J’espère que vous ne me refuserez pas.
Un jour que Rodin me rendait visite, je l’ai vu soudain s’immobiliser devant ce portrait, le contempler, caresser doucement le métal et pleurer. Oui, pleurer. Comme un enfant. Voilà quinze ans qu’il est mort. En réalité, il n’aura jamais aimé que vous, Camille, je puis le dire aujourd’hui. Tout le reste – ces aventures pitoyables, cette ridicule vie mondaine, lui qui, dans le fond, restait un homme du peuple -, c’était l’exutoire d’une nature excessive. Oh ! je sais bien, Camille, qu’il vous a abandonnée, je ne cherche pas à le justifier. Vous avez trop souffert par lui.[…] — Eugène Blot à Camille Claudel, 3 septembre 1932
(…)Aussitôt que je sors, Rodin et sa bande entrent chez moi pour me dévaliser. Tout le quai Bourbon en est infesté ! Aussi, maintenant ma maison est transformée en forteresse : des chaînes de sûreté, des machicoulis, des pièges à loup derrière toutes les portes témoignent du peu de confiance que m’inspire l’humanité. Depuis que je vous aie vue toutes les horreurs sont tombées sur moi, les maladies, le manque d’argent, mes mauvais traitements de toute espèce. Encore en ce moment je suis dans les difficultés jusqu’au cou.

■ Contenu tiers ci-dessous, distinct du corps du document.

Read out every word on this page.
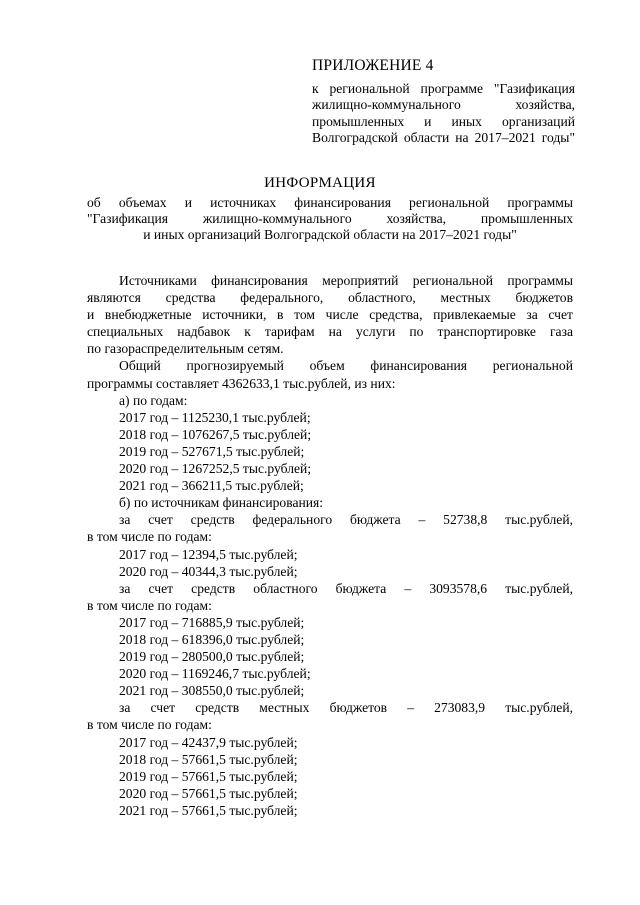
ПРИЛОЖЕНИЕ 4
к региональной программе "Газификация
жилищно-коммунального хозяйства,
промышленных и иных организаций
Волгоградской области на 2017–2021 годы"
ИНФОРМАЦИЯ
об объемах и источниках финансирования региональной программы
"Газификация жилищно-коммунального хозяйства, промышленных
и иных организаций Волгоградской области на 2017–2021 годы"
Источниками финансирования мероприятий региональной программы
являются средства федерального, областного, местных бюджетов
и внебюджетные источники, в том числе средства, привлекаемые за счет
специальных надбавок к тарифам на услуги по транспортировке газа
по газораспределительным сетям.
Общий прогнозируемый объем финансирования региональной
программы составляет 4362633,1 тыс.рублей, из них:
а) по годам:
2017 год – 1125230,1 тыс.рублей;
2018 год – 1076267,5 тыс.рублей;
2019 год – 527671,5 тыс.рублей;
2020 год – 1267252,5 тыс.рублей;
2021 год – 366211,5 тыс.рублей;
б) по источникам финансирования:
за счет средств федерального бюджета – 52738,8 тыс.рублей,
в том числе по годам:
2017 год – 12394,5 тыс.рублей;
2020 год – 40344,3 тыс.рублей;
за счет средств областного бюджета – 3093578,6 тыс.рублей,
в том числе по годам:
2017 год – 716885,9 тыс.рублей;
2018 год – 618396,0 тыс.рублей;
2019 год – 280500,0 тыс.рублей;
2020 год – 1169246,7 тыс.рублей;
2021 год – 308550,0 тыс.рублей;
за счет средств местных бюджетов – 273083,9 тыс.рублей,
в том числе по годам:
2017 год – 42437,9 тыс.рублей;
2018 год – 57661,5 тыс.рублей;
2019 год – 57661,5 тыс.рублей;
2020 год – 57661,5 тыс.рублей;
2021 год – 57661,5 тыс.рублей;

— Camille à Henriette Thierry (1912)
(…) En ce moment le sieur Rodin a persuadé mes parents de me faire enfermer, ils sont tous à Paris pour cela. Le gredin s’emparerait à la suite de ce procédé expéditif du travail de toute ma vie.

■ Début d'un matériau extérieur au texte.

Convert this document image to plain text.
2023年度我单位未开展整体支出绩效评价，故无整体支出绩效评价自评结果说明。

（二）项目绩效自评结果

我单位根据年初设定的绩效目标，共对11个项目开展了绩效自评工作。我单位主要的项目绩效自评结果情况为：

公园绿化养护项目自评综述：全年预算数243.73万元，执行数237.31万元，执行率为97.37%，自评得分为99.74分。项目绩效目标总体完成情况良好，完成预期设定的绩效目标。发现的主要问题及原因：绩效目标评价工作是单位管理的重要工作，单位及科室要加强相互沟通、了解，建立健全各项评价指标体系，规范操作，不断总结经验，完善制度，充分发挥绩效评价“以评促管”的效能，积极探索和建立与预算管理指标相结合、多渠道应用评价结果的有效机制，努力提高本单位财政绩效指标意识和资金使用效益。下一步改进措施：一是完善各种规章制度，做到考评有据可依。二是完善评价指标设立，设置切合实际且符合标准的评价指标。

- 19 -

— Camille à Henriette Thierry (1913)
(…) Si vous pouviez en même temps inculquer à Mr Rodin délicatement et finement l’idée de ne plus venir me voir, vous me feriez le plus sensible plaisir que j’aie jamais éprouvé. Mr Rodin n’ignore pas que bien des gens méchants se sont imaginé de dire qu’il me faisait ma sculpture : pourquoi donc alors faite tout ce qu’on peut pour accréditer cette calomnie. Si Mr Rodin me veut réellement du bien il lui est très possible de le faire sans d’un autre côté faire croire que c’est à ses conseils et à son inspiration que je dois la réussite des œuvres auxquelles je travaille si péniblement.
— Lettre de Camille à Mathias Morhardt (1896?)
(…)de quelle douleur je suis marqué, et combien ma faute a été grande ; mais je sens qu’en vous voyant, il y avait une fatalité que je ne pouvais fuir.